En dépoussiérant ce classique de notre enfance, tout en gardant les répliques cultes et la patte incisive de Balzac, David Goldzahl réussit un coup de maître : réduire à l'essentiel - une heure trente - ce pavé de plus de quatre cents pages, lui apporter, avec Charlotte Villermet, une vraie modernité dans la scénographie, inventive et épurée. Le décor ? De hautes cloisons aux portes coulissantes qui figurent autant d'entrées, de sorties, de labyrinthes dans cette jungle du XIXè siècle. La bande-son, très pop, est signée Xavier Ferri. Aux lumières, il fallait un orfèvre : Denis Koransky. Ajoutez à cela une distribution de haut vol et vous avez là un grand moment de théâtre.
Exit les perruques, habits d'époque et autres artifices. Les trois comédiens devant camper une vingtaine de personnages, ils sont aisément identifiables dans leurs habits. Certes, ils sont contemporains mais l'amour déraisonnable, l'argent qui corrompt, l'ascension sociale, la trahison, la corruption sont-ils seulement l'apanage de la bourgeoisie de l'époque ? Que nenni !
Dans ce tourbillon du monde Parisien fait de réseaux, d'intrigues, de stupre et de lucre, de bals où on se rencontre et se perd - comme au jeu - tout bat de l'aile. Dans la maison Vauquier où se joue la comédie humaine, un jeune provincial (Rastignac) a tôt fait de perdre sa candeur, de lâcher son Droit pour aller... de travers tant les chemins de la réussite sont tortueux pendant que le diabolique Vautrin essaie d'échapper à un passé peu honorable et que Goriot se noie dans l'illusoire amour de ses filles, allant jusqu'à se ruiner. Pathétique quand il clame "Le jour où j'ai été père, j'ai compris Dieu" ou pire encore "L'argent donne tout, même des filles" ou "Je veux mes filles, je les ai faites, elles sont à moi", on assiste jusque dans l'habit à son progressif dénuement, à sa lente descente aux enfers. Dans ce monde de parvenus, tous vont chuter. Rastignac, qui rêvait d'accéder à une classe supérieure en passant par la case "morale" et, se trouvant pris dans l'engrenage du pouvoir, abdique. Il préférera pactiser avec le Diable qu'incarne Vautrin, lequel avance masqué, sous une fausse identité. Les femmes chutent aussi. Cyniques ou empruntes de bovarysme, elles ne misent que sur l'ascension sociale de leur mari et comblent leur ennui en le trompant à l'envi. Dans les bals donnés chez Mme de Beauséant, dont les luxueuses alcôves adultérines tranchent avec la minable pension Wauquier, tout ce petit monde voudrait bien "avoir l'air mais n'a pas l'air du tout", comme chantait Brel.

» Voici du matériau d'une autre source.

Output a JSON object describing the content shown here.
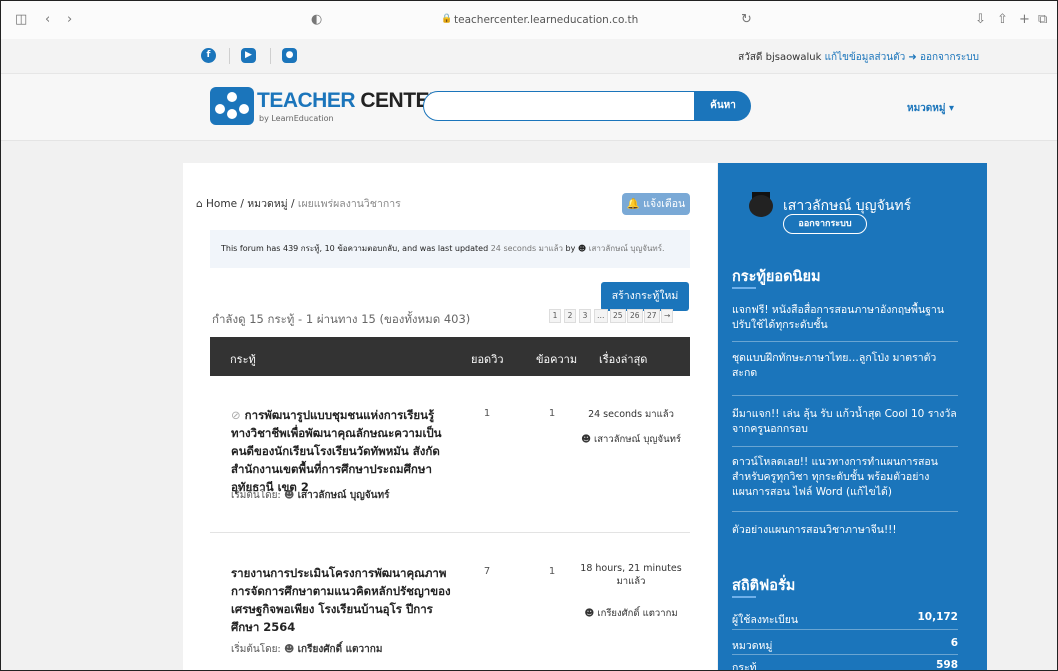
{
  "browser": {
    "url": "teachercenter.learneducation.co.th"
  },
  "topbar": {
    "greeting": "สวัสดี bjsaowaluk",
    "edit_profile": "แก้ไขข้อมูลส่วนตัว",
    "logout": "ออกจากระบบ"
  },
  "header": {
    "logo_text_a": "TEACHER",
    "logo_text_b": " CENTER",
    "logo_sub": "by LearnEducation",
    "search_placeholder": "",
    "search_button": "ค้นหา",
    "category_menu": "หมวดหมู่"
  },
  "breadcrumb": {
    "home": "Home",
    "category": "หมวดหมู่",
    "current": "เผยแพร่ผลงานวิชาการ"
  },
  "notify_button": "แจ้งเตือน",
  "forum_info": {
    "text": "This forum has 439 กระทู้, 10 ข้อความตอบกลับ, and was last updated",
    "time": "24 seconds มาแล้ว",
    "by": "by",
    "user": "เสาวลักษณ์ บุญจันทร์."
  },
  "new_topic_button": "สร้างกระทู้ใหม่",
  "showing_text": "กำลังดู 15 กระทู้ - 1 ผ่านทาง 15 (ของทั้งหมด 403)",
  "pagination": [
    "1",
    "2",
    "3",
    "…",
    "25",
    "26",
    "27",
    "→"
  ],
  "table": {
    "headers": {
      "topic": "กระทู้",
      "views": "ยอดวิว",
      "posts": "ข้อความ",
      "latest": "เรื่องล่าสุด"
    },
    "rows": [
      {
        "title": "การพัฒนารูปแบบชุมชนแห่งการเรียนรู้ทางวิชาชีพเพื่อพัฒนาคุณลักษณะความเป็น คนดีของนักเรียนโรงเรียนวัดทัพหมัน สังกัดสำนักงานเขตพื้นที่การศึกษาประถมศึกษาอุทัยธานี เขต 2",
        "views": "1",
        "posts": "1",
        "latest_time": "24 seconds มาแล้ว",
        "latest_user": "เสาวลักษณ์ บุญจันทร์",
        "started_label": "เริ่มต้นโดย:",
        "started_by": "เสาวลักษณ์ บุญจันทร์"
      },
      {
        "title": "รายงานการประเมินโครงการพัฒนาคุณภาพการจัดการศึกษาตามแนวคิดหลักปรัชญาของเศรษฐกิจพอเพียง โรงเรียนบ้านอุโร ปีการศึกษา 2564",
        "views": "7",
        "posts": "1",
        "latest_time": "18 hours, 21 minutes มาแล้ว",
        "latest_user": "เกรียงศักดิ์ แตวากม",
        "started_label": "เริ่มต้นโดย:",
        "started_by": "เกรียงศักดิ์ แตวากม"
      }
    ]
  },
  "sidebar": {
    "user_name": "เสาวลักษณ์ บุญจันทร์",
    "logout": "ออกจากระบบ",
    "popular_title": "กระทู้ยอดนิยม",
    "popular": [
      "แจกฟรี! หนังสือสื่อการสอนภาษาอังกฤษพื้นฐาน ปรับใช้ได้ทุกระดับชั้น",
      "ชุดแบบฝึกทักษะภาษาไทย…ลูกโป่ง มาตราตัว สะกด",
      "มีมาแจก!! เล่น ลุ้น รับ แก้วน้ำสุด Cool 10 รางวัล จากครูนอกกรอบ",
      "ดาวน์โหลดเลย!! แนวทางการทำแผนการสอนสำหรับครูทุกวิชา ทุกระดับชั้น พร้อมตัวอย่างแผนการสอน ไฟล์ Word (แก้ไขได้)",
      "ตัวอย่างแผนการสอนวิชาภาษาจีน!!!"
    ],
    "stats_title": "สถิติฟอรั่ม",
    "stats": [
      {
        "label": "ผู้ใช้ลงทะเบียน",
        "value": "10,172"
      },
      {
        "label": "หมวดหมู่",
        "value": "6"
      },
      {
        "label": "กระทู้",
        "value": "598"
      }
    ]
  }
}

Par un jeu d'éclairages fouillé, une bande-son qui vient rythmer la pièce, tels des marionnettes dans un castelet qui apparaissent et disparaissent, les comédiens ne nous offrent aucun répit et déploient toute leur palette de jeu. C'est sidérant, magnifique.

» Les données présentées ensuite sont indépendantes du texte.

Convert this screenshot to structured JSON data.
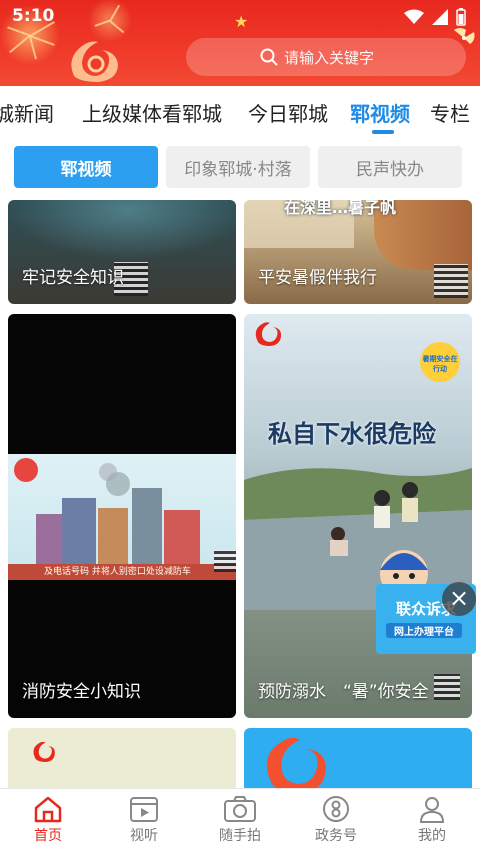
{
  "status_bar": {
    "time": "5:10"
  },
  "search": {
    "placeholder": "请输入关键字"
  },
  "channels": {
    "items": [
      "城新闻",
      "上级媒体看郓城",
      "今日郓城",
      "郓视频",
      "专栏"
    ],
    "active": "郓视频"
  },
  "subtabs": {
    "items": [
      "郓视频",
      "印象郓城·村落",
      "民声快办"
    ],
    "active": "郓视频"
  },
  "cards": [
    {
      "caption": "牢记安全知识"
    },
    {
      "caption": "平安暑假伴我行",
      "overlay_text": "在深里…暑子帆"
    },
    {
      "caption": "消防安全小知识",
      "overlay_text": "及电话号码 并将人别密口处设减防车"
    },
    {
      "caption": "预防溺水　“暑”你安全",
      "overlay_text": "私自下水很危险",
      "badge_text": "暑期安全在行动"
    }
  ],
  "float_ad": {
    "title": "联众诉求",
    "subtitle": "网上办理平台"
  },
  "bottom_nav": {
    "items": [
      "首页",
      "视听",
      "随手拍",
      "政务号",
      "我的"
    ],
    "active": "首页"
  },
  "colors": {
    "brand_red": "#e8281e",
    "accent_blue": "#1e8be6",
    "subtab_blue": "#2d9ff0"
  }
}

Delphine Depardieu, la sublime Merteuil des "Liaisons dangereuses" à La Comédie des Champs-Elysées, est magistrale. Comme toujours. Comme le sont aussi Duncan Talhouët, qui brille également dans "Majola" à l'Essaïon et Jean-Benoit Souilh, en tournée dans "le Schpountz". Voilà une version dynamique, rythmée, sans temps mort. On se délecte évidemment des dialogues remarquables de Balzac. Ce regard acéré qu'il porte sur le monde de l'argent et de l'apparence nous renvoie à des temps qui sont loin d'être révolus et les profs de lettres seraient avisés de faire connaître à leurs élèves cette version pop-rock esthétique du "Père Goriot" qui fait encore sens.
Comme un bonheur ne vient jamais seul, profitez de l'occasion pour découvrir ce nouveau lieu "Les Gémeaux parisiens" et sa très belle programmation.
Paru le 08/10/2024

(43 notes)
PÈRE GORIOT (LE)
THÉÂTRE DES GEMEAUX PARISIENS
Jusqu'au mardi 31 décembre

THÉÂTRE CONTEMPORAIN à partir de 11 ans. Comment réussir quand on est jeune et sans argent ? Faut-il miser sur les études ? Les relations mondaines ? Le crime ? Emporté dans le tourbillon du monde parisien, Rastignac tâtera de ces trois voies. Avec Le Père Goriot, Balzac achève le tableau le plus exact de ce à quoi chacun de nous est con...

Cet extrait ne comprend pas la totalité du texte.